The British bank, which revised its forecasts for the first time in almost a year, saw Brent and WTI crude prices averaging $71 a barrel and $68 a barrel respectively this year.
It also raised its 2019 price outlook by $13 with Brent oil seen averaging $75 a barrel and WTI $71.
“OPEC and its non-OPEC partners are now receiving greater acknowledgment for market discipline, views of shale oil economics are no longer the most important price-setting factor, and demand pessimism is significantly reduced,” the bank said.
The Organization of the Petroleum Exporting Countries and non-OPEC producers led by Russia have agreed to cap output by about 1.8 million bpd in a deal running from January last year until the end of 2018.
OPEC oil output fell in March to an 11-month low due to declining Angolan exports, Libyan outages and a further slide in Venezuelan output, a Reuters survey found earlier this month, sending compliance with a supply-cutting deal to another record.

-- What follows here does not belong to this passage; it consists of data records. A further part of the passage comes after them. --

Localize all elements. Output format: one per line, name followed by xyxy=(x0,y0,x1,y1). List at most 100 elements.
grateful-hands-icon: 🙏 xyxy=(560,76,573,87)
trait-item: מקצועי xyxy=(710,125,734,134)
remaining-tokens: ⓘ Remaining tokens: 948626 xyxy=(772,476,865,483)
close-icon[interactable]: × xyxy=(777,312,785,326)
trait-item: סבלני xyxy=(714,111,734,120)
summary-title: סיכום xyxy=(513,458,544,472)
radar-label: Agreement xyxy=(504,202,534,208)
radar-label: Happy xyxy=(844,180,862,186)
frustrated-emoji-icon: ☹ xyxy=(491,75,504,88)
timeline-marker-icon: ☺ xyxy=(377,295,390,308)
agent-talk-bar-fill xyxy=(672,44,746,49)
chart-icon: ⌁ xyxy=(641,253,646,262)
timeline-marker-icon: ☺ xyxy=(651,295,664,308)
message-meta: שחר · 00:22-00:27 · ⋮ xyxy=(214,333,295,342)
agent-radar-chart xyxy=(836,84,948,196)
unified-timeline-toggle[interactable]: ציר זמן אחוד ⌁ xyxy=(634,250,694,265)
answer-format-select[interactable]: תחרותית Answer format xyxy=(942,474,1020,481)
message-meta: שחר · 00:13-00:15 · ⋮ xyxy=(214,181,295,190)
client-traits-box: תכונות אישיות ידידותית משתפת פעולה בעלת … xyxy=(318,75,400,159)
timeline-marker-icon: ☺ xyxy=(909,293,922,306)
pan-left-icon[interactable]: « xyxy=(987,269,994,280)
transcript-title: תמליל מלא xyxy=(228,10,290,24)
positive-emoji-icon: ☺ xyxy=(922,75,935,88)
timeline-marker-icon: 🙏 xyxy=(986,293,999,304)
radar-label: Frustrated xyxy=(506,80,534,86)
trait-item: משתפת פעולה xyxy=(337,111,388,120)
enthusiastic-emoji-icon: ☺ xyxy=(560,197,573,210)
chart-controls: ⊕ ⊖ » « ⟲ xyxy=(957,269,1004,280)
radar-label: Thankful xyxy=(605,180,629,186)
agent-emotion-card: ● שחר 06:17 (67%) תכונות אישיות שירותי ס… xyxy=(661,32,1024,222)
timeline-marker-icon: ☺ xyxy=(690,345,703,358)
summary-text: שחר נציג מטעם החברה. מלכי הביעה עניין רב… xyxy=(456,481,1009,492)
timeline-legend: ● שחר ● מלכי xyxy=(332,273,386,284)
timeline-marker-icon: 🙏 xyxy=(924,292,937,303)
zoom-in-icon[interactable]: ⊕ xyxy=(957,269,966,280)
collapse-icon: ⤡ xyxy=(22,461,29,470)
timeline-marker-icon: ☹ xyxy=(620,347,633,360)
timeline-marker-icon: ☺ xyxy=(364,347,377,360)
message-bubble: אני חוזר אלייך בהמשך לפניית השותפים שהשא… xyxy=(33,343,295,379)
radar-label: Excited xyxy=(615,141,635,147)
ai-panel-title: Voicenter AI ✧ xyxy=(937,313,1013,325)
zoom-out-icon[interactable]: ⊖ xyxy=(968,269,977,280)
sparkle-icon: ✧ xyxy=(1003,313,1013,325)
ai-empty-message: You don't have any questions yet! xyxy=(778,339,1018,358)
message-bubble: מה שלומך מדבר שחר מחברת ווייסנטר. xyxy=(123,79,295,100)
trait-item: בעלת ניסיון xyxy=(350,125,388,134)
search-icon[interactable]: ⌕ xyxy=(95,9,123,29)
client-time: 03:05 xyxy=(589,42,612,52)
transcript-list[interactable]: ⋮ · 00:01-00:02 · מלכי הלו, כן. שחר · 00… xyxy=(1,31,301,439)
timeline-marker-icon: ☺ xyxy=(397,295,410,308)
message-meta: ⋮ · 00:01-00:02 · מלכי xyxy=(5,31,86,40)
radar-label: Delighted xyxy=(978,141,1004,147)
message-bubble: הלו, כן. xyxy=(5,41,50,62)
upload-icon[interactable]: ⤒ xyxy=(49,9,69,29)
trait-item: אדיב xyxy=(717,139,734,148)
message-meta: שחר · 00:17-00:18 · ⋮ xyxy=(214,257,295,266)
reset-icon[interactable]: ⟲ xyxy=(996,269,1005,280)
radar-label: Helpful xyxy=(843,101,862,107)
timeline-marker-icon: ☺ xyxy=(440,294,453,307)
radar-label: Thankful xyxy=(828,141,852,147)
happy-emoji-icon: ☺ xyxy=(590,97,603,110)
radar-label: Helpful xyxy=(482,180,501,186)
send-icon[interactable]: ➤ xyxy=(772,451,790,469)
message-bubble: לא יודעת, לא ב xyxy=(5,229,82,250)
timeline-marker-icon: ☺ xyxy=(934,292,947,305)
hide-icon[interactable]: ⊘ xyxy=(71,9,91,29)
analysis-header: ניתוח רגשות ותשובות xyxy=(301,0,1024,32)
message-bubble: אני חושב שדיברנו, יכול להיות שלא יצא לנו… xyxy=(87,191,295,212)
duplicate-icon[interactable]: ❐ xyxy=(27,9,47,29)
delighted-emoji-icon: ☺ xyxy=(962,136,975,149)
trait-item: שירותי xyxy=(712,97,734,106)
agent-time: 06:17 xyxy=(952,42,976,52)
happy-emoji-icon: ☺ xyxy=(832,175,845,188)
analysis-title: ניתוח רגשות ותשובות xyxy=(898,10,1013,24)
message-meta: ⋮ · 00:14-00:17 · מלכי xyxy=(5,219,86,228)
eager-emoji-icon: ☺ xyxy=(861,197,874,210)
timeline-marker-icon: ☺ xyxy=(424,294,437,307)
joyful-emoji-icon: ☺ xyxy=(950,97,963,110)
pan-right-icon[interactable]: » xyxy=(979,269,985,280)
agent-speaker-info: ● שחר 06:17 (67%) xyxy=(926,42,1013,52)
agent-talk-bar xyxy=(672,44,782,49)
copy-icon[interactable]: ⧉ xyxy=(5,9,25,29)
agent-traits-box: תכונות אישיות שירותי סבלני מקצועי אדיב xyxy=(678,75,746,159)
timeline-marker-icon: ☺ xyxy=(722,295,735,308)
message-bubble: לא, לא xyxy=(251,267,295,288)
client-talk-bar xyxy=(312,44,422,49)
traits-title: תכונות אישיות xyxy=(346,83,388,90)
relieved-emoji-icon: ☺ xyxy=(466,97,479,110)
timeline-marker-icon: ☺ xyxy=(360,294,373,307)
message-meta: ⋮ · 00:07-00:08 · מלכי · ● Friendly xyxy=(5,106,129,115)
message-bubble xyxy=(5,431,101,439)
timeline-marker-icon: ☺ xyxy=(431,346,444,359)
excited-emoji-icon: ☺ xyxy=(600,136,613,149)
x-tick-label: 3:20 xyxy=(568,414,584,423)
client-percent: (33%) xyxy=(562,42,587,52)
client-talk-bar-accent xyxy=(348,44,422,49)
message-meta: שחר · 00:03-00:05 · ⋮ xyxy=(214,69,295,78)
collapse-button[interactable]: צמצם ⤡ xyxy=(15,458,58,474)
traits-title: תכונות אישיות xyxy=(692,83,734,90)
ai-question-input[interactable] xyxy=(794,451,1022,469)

Oil prices were little changed on Tuesday after Brent hit its highest level since November 2014, supported by strong demand, OPEC-led production cuts, and the prospect of renewed U.S. sanctions on Iran. [O/R]
“Should the U.S. waiver on certain sanctions on Iran not be renewed in May, we are likely to roll our forecast back to where it was two years ago, to $75 per barrel,” the bank said.